2 176,000 Austrians and 104,000 Russians.
3 This law was so obviously a last-minute gesture of despair that many historians of Hungary do not even mention it, but it has its interest as a term in the series of proposals to solve the Hungarian nationalities problem. Broadly, it retained Magyar as the language of top-level official usage (diplomátikai használat) but placed no restrictions whatever on the use of non-Magyar languages on lower levels in schools, and in local government up to the County level. It also guaranteed the autonomy of the Greek Orthodox Church.
The Diet also passed a law admitting Jews to complete equality, in recognition of the part played by them in the
national movement. This law was not quite without its effects: it had, of course, no immediate results, but was remembered thereafter by the Hungarian Jews with real appreciation.
4 In 1852 the Austrian police succeeded in bribing an émigré Hungarian to betray the cypher record of the hiding-place and recovered the Crown, which was then brought back to Vienna. The police report on the search is reproduced in A. Schlitter, Aus der Regierungszeit Kaiser Franz Josephs (Vienna, 1910, pp. 33 ff.).
5 Strictly, to his subordinate, F. M. L. Rüdiger, who, in spite of his name, was a Russian officer. Paskievicz had previously refused to accept a political surrender, as being outside his competence to receive.
6 His claim was that he should have been allowed to show the clemency himself: to order it was derogatory to his reputation.
7 Corti, Mensch und Herrscher, pp. 44 ff.
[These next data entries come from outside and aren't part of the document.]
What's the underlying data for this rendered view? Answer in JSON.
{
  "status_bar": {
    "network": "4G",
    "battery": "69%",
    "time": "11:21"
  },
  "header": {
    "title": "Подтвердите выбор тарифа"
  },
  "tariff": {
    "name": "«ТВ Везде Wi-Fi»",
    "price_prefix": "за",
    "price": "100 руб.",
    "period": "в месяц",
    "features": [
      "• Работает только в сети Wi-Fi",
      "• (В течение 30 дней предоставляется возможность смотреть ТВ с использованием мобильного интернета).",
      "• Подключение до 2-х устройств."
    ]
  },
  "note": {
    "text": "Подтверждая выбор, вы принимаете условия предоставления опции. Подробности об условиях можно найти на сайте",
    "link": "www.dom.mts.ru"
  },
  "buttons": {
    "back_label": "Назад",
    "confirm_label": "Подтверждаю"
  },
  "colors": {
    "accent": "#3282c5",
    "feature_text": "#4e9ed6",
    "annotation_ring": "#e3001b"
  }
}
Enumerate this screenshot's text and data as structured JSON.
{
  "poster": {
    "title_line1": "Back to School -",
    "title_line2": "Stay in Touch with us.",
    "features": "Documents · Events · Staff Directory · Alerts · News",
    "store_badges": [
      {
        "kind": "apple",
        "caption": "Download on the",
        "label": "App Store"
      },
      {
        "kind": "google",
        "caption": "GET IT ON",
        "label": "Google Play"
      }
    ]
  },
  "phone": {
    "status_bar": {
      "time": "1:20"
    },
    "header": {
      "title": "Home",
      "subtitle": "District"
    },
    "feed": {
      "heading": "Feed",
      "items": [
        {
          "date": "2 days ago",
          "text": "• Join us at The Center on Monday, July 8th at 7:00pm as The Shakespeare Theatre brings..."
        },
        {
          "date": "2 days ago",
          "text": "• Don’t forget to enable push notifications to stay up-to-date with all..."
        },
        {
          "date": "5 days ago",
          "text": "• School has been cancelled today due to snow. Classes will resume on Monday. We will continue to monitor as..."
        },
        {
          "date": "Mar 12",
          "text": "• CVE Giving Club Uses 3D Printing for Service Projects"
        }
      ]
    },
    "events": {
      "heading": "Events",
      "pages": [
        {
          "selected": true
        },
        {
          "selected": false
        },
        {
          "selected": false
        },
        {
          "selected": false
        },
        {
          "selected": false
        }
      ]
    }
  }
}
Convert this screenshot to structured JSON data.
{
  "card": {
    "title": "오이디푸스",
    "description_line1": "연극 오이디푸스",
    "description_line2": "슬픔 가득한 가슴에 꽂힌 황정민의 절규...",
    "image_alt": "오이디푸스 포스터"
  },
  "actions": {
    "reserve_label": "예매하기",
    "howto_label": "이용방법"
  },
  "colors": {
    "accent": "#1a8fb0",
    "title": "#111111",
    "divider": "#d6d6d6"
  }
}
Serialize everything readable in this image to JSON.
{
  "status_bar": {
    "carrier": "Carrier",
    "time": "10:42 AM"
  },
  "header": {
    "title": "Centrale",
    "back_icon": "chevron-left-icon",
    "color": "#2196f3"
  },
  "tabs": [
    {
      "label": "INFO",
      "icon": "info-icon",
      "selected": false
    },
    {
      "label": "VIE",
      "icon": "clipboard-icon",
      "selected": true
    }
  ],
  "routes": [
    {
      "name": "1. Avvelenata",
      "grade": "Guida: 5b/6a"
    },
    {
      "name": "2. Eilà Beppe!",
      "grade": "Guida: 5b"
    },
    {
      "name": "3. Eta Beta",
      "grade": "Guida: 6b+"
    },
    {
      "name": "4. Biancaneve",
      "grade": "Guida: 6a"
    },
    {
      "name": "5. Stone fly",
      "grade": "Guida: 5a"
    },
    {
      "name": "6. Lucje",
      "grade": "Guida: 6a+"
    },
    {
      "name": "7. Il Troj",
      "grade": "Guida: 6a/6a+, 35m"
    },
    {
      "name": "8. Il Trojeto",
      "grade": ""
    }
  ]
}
8 This is borne out by the fact that of the thirteen ‘Martyrs of Arad’ those hanged were those who had surrendered to the Russians, while those surrendering to the Austrians got off with shooting.
9 See above, p. 427.
10 Bruck wanted that the final stage should bring the incorporation of Italy and Switzerland in the economic free trade area. He was not the first author of the idea: it had been mooted at Frankfurt by two Austrians, Deym and Möring.
11 The Elector of Hesse had appealed for help against his subjects. The question was, who should intervene. Both Austria and Prussia sent troops into Hesse and there was actually some skirmishing between them.
12 Only two or three years later, when she tried to get the Bund to promise her military reinforcements against Russia, the young Bismarck succeeded in thwarting the proposal completely.
13 The treaty was renewed for a further three years in 1854.
14 Many of them in fact received municipal Statutes (Vienna on 6 March 1850) which provided for elected Councils.